GERECHTSHOF DEN HAAG
Team Belastingrecht
meervoudige kamer
nummer BK-15/00654

Uitspraak d.d. 6 april 2016

in het geding tussen:

[X] te [Z] , belanghebbende,

en

de inspecteur van de Belastingdienst, kantoor Den Haag, de Inspecteur,

inzake het hoger beroep van belanghebbende tegen de uitspraak van de rechtbank Den Haag van 28 april 2015, nummer AWB 14/11339 IB/PVV, betreffende de onder 1.1. vermelde aanslag en beschikking.

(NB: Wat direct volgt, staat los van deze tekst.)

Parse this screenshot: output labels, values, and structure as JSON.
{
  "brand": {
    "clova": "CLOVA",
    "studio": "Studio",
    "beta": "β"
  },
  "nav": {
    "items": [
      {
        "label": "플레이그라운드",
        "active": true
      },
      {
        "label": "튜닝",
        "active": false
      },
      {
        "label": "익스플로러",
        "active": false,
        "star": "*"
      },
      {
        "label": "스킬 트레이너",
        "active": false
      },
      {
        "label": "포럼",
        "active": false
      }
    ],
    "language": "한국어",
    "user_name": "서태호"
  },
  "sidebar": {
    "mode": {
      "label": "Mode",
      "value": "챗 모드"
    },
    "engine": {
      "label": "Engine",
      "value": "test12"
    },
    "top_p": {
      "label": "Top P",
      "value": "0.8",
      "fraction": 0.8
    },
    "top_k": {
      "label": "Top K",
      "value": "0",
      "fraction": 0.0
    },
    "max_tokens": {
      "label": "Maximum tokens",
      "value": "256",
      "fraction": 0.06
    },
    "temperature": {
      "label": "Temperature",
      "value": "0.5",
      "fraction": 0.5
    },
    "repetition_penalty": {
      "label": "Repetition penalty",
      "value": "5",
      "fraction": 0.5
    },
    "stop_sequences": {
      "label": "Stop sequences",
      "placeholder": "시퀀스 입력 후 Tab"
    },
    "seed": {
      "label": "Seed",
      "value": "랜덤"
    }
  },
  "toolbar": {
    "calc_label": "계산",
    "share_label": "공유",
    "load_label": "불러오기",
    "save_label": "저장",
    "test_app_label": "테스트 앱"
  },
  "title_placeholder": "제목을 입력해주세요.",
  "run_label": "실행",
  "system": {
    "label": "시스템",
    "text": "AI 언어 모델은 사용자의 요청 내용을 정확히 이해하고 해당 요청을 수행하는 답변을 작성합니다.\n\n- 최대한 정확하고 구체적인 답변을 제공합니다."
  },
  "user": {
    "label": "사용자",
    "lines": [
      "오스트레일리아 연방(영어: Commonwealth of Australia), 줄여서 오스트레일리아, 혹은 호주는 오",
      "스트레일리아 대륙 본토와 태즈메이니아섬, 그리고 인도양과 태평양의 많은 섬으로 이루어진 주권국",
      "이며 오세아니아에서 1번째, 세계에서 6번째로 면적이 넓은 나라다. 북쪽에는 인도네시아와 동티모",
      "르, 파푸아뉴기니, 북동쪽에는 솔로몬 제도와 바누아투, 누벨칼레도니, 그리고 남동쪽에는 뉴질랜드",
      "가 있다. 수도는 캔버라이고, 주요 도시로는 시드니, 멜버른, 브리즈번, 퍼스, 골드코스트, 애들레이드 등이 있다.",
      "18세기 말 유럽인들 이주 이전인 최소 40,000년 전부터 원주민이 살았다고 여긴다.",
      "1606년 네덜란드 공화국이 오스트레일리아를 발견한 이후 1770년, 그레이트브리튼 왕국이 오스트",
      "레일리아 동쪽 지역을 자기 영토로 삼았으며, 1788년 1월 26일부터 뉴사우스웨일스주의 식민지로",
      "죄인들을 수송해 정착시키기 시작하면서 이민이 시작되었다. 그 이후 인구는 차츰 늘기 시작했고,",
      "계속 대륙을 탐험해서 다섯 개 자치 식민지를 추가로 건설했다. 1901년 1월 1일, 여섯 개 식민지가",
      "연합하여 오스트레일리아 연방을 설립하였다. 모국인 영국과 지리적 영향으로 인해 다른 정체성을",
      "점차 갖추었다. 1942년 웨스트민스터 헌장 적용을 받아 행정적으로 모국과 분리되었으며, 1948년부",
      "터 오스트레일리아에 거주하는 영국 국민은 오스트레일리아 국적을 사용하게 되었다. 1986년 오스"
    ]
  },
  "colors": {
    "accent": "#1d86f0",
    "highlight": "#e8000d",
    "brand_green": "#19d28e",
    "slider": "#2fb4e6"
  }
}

Aanslag, beschikking, bezwaar en geding in eerste aanleg

1.1.
De Inspecteur heeft belanghebbende met dagtekening 7 november 2013 een aanslag in de inkomstenbelasting en de premieheffing volksverzekeringen opgelegd naar een belastbaar inkomen uit werk en woning van € 128.692 en een belastbaar inkomen uit sparen en belegen van € 366. Bij gelijktijdig met de vaststelling van de aanslag gegeven beschikking heeft de Inspecteur belanghebbende heffingsrente tot een bedrag van € 347 in rekening gebracht.
1.2.
De Inspecteur heeft bij uitspraak op bezwaar de bezwaren van belanghebbende afgewezen.
1.3.
Belanghebbende heeft tegen de uitspraak op bezwaar beroep ingesteld bij de rechtbank. Daarvoor heeft de griffier van de rechtbank een griffierecht van € 45 geheven. De rechtbank heeft het beroep ongegrond verklaard.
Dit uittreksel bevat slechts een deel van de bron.